Entsprechend groß ist allein die europäische Familie des Weinbrands und jedes einzelne Mitglied will richtig verstanden sein, sowie seine Besonderheiten der Herkunft und Herstellung berücksichtigt wissen. Denken wir nur an Cognac und den Armagnac. Vergessen wir nicht die stolze Tradition der spanischen Brandys oder die Verwandten aus Italien, Portugal und Griechenland, so gewinnen wir eine erste Vorstellung davon, wie viel bei den Spirituosen aus Wein der feine Unterschied bedeutet.
Zusätzliche Verwirrung stiftet der deutsche Sprachgebrauch, der unter Weinbrand auch Spirituosen aus Weindestillat zählt die weder nach EU-Verordnung ein Weinbrand sind noch sich „Deutscher Weinbrand“ nennen dürfen, da sie den vorgeschriebenen Mindestalkohol 36%Vol. (EU) oder 38% Vol. (Deutscher Weinbrand) nicht aufweisen.
Zu Beginn der Herstellung des Weinbrandes steht die Auswahl der Weine für das Destillat. Traditionell unterscheidet man beim Brennen den sogenannten Rauhbrand, sowie den sich anschließenden Feinbrand. Im Grundsatz handelt es sich hierbei um eine Veredelung des Brandes, da durch die zweite Destillation nicht gewollte Stoffe wie Fuselöle entzogen werden. Vom zweiten Brennvorgang verwendet der Brennmeister -wie auch bei der Herstellung anderer Spirituosen üblich- nur den Mittellauf, das qualitätsmäßige Herzstück der Destillation.

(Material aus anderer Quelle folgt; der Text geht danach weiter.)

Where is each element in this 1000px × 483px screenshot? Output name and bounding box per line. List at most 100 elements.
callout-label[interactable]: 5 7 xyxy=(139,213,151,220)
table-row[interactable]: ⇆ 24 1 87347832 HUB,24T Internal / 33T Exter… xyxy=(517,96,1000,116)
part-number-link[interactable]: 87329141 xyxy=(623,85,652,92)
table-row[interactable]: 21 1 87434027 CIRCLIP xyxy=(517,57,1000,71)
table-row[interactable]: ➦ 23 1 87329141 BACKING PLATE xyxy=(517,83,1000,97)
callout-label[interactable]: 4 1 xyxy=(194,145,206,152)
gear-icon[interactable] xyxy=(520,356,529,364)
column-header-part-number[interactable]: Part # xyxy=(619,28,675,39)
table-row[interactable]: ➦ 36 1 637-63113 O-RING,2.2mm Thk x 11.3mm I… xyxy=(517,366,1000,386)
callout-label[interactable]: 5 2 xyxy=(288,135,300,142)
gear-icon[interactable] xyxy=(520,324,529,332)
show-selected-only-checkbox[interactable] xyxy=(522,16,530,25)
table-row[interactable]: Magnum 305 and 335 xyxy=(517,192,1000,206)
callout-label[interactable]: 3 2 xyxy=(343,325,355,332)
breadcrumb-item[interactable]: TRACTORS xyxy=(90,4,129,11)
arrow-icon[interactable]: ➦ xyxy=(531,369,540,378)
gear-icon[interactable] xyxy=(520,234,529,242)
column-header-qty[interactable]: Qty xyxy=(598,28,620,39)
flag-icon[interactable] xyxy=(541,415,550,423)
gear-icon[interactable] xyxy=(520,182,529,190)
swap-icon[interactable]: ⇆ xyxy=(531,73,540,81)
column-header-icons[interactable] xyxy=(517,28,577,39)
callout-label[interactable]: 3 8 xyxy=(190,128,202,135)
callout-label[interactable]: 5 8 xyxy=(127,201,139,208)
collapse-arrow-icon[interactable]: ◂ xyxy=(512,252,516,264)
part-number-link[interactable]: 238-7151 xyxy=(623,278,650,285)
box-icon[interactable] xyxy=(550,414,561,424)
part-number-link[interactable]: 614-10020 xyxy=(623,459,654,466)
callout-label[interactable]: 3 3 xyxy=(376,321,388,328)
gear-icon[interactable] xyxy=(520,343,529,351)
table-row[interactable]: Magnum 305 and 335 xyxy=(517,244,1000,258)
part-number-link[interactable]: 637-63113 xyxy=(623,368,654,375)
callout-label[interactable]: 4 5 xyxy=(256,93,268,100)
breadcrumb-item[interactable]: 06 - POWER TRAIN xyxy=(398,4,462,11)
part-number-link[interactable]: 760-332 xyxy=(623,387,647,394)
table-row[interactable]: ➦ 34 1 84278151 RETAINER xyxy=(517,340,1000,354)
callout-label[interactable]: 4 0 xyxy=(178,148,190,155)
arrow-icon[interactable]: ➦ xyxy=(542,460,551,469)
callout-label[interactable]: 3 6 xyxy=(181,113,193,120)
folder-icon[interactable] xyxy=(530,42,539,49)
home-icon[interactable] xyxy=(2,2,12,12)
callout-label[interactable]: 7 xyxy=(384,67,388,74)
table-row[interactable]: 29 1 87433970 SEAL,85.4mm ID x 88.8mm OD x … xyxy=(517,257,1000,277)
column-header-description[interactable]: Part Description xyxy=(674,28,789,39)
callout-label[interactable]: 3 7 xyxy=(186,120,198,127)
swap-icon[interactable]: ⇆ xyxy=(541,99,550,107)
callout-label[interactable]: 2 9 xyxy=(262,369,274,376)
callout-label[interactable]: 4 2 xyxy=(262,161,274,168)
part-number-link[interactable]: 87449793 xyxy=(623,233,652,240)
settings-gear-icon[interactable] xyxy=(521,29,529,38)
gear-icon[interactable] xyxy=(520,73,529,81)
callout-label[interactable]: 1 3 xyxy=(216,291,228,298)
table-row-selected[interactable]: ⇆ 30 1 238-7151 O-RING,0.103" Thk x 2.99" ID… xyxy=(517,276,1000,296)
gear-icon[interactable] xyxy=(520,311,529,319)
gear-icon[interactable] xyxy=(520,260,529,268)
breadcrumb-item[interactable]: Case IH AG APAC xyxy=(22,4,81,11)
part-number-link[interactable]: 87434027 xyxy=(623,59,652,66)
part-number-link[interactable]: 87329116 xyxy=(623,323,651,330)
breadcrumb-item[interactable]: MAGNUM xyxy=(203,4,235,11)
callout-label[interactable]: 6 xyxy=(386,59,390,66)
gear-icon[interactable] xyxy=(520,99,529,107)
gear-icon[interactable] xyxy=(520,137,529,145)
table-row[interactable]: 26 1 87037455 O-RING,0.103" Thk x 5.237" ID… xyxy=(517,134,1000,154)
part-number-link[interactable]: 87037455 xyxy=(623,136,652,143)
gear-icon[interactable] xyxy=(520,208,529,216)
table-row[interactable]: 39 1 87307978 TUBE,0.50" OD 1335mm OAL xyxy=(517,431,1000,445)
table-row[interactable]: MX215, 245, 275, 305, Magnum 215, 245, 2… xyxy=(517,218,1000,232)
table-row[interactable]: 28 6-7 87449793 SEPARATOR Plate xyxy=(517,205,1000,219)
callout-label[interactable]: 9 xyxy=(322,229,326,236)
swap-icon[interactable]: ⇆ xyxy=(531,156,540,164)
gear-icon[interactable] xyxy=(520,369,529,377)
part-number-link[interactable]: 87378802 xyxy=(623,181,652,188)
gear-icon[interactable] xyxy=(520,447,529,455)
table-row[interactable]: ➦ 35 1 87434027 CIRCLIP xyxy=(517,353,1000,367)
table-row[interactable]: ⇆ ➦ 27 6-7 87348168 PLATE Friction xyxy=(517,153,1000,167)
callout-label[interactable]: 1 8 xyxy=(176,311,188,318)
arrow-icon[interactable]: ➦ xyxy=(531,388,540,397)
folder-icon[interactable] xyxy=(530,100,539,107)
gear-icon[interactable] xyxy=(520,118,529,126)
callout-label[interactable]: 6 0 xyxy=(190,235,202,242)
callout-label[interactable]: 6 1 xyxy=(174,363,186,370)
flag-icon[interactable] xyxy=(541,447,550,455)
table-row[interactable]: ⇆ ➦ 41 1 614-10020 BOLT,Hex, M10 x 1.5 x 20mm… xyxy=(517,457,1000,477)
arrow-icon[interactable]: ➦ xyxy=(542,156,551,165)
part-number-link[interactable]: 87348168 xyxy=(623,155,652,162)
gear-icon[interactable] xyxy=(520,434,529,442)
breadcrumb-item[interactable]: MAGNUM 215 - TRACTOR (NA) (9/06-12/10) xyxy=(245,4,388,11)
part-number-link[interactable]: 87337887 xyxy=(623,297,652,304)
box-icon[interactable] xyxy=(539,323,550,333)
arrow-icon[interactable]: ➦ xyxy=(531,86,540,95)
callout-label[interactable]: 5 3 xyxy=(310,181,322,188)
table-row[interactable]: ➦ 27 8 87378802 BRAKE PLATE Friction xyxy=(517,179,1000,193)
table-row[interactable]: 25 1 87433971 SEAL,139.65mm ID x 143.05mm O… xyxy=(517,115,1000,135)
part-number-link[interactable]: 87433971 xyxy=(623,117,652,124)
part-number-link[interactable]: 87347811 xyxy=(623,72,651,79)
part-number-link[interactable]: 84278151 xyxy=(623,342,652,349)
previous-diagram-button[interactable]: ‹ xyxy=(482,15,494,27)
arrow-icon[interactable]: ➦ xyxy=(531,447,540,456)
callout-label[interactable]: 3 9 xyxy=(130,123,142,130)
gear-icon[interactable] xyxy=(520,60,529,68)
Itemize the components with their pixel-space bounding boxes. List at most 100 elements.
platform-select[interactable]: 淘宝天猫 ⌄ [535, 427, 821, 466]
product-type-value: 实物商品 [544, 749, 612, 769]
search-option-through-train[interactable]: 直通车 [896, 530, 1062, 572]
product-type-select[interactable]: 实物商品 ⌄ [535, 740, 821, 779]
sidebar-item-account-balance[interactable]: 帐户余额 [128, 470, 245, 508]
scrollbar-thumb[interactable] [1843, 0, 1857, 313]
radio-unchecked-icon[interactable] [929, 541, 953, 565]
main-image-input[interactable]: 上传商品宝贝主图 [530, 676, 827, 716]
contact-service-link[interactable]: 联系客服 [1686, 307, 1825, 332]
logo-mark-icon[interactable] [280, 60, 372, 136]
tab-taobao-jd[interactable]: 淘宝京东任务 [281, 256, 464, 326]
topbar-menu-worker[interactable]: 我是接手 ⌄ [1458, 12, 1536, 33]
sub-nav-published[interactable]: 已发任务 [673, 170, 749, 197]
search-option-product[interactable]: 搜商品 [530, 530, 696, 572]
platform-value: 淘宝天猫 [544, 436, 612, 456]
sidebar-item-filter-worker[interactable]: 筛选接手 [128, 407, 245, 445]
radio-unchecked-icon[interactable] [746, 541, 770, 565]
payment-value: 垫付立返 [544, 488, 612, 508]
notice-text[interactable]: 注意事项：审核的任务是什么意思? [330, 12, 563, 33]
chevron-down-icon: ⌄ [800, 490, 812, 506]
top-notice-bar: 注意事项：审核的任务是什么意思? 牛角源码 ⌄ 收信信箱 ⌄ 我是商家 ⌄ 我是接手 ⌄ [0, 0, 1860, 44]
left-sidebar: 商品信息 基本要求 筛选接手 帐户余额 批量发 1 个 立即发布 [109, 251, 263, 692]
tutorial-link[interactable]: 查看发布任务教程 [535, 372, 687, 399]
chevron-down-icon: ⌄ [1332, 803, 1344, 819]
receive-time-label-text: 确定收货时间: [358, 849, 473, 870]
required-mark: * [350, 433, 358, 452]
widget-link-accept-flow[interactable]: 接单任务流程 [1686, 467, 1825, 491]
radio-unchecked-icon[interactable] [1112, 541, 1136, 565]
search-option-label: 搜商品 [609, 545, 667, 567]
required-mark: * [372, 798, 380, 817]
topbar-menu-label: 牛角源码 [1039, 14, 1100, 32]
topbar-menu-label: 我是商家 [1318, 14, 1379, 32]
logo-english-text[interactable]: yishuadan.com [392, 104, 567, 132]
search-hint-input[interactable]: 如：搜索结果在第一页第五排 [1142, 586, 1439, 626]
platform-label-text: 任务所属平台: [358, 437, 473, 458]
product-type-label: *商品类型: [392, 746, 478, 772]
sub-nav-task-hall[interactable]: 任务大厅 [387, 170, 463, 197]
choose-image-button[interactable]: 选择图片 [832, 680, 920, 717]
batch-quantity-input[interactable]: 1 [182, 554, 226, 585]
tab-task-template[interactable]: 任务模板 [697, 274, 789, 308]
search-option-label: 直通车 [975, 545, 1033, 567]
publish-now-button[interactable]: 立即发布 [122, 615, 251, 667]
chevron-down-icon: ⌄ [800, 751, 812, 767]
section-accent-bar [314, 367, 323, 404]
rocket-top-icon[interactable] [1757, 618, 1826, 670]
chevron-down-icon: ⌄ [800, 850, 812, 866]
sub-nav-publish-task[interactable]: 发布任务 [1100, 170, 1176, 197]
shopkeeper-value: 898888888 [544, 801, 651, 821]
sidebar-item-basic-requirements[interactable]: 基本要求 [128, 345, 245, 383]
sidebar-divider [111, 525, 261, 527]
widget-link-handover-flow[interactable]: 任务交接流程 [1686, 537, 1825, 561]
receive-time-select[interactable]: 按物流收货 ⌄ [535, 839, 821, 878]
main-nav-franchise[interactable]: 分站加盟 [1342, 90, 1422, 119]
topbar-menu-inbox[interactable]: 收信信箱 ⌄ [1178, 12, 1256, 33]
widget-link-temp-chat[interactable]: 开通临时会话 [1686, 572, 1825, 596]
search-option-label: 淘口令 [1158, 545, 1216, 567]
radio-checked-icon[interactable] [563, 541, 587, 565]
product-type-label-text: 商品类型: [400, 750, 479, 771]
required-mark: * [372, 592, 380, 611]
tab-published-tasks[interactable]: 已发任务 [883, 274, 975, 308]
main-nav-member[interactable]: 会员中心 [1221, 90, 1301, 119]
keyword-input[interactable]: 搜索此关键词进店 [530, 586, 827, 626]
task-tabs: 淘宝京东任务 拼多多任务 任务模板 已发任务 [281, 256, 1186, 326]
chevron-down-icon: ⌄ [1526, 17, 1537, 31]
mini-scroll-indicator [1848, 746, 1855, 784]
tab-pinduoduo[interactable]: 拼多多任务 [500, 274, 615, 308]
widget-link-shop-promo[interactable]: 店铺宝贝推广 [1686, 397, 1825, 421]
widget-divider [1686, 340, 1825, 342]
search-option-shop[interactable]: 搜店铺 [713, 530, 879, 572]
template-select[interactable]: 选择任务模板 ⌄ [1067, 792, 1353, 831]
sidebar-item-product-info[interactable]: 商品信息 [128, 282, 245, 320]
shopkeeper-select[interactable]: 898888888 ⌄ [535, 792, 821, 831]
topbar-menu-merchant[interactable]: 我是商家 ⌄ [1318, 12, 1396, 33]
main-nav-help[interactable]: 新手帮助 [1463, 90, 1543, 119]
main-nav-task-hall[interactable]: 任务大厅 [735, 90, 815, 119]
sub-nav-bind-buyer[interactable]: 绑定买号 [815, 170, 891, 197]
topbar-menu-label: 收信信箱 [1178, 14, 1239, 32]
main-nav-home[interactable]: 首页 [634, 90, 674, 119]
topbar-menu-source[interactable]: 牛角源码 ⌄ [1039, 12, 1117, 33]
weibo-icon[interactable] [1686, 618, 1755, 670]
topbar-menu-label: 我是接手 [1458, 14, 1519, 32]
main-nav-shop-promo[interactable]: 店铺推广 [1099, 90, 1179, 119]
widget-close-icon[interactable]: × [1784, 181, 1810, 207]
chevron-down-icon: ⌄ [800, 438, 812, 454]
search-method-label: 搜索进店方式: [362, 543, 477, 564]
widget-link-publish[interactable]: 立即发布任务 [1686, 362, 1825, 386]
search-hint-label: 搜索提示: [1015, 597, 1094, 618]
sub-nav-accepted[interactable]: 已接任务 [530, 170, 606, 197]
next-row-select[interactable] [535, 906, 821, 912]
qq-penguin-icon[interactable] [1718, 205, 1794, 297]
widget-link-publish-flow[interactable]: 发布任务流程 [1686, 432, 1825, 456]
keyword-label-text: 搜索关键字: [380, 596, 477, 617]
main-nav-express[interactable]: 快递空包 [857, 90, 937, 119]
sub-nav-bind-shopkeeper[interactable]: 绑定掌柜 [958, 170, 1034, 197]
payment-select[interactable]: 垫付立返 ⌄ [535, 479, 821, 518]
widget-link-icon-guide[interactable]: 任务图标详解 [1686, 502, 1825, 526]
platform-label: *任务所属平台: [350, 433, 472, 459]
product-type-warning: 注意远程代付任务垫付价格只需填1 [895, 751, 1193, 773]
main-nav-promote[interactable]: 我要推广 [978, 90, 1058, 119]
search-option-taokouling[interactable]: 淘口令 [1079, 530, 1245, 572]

Der Weinbrand ist nun ein wasserklares Destillat von rund 70% Alkoholvolumen. Erst während der Reife in Eichenholzfässern nimmt er seine Färbung an. Der Austausch mit dem Holz, meist Limousin-Eiche, verfeinert sein Aroma und macht den Weinbrand milder. Nach der Lagerung, die oft wesentlich länger dauert als vorgeschrieben, „vermählt“ der Kellermeister unterschiedliche Destillate, um jenen einzigartigen Geschmack mit all seinen prägenden Noten zu komponieren, der für eine Weinbrand-Marke und das Renommee des Herstellers steht. Man muss kein Historiker sein, um zu verstehen, warum der Weinbrand auch noch weitere tausend Jahre seine Freunde und Genießer finden wird.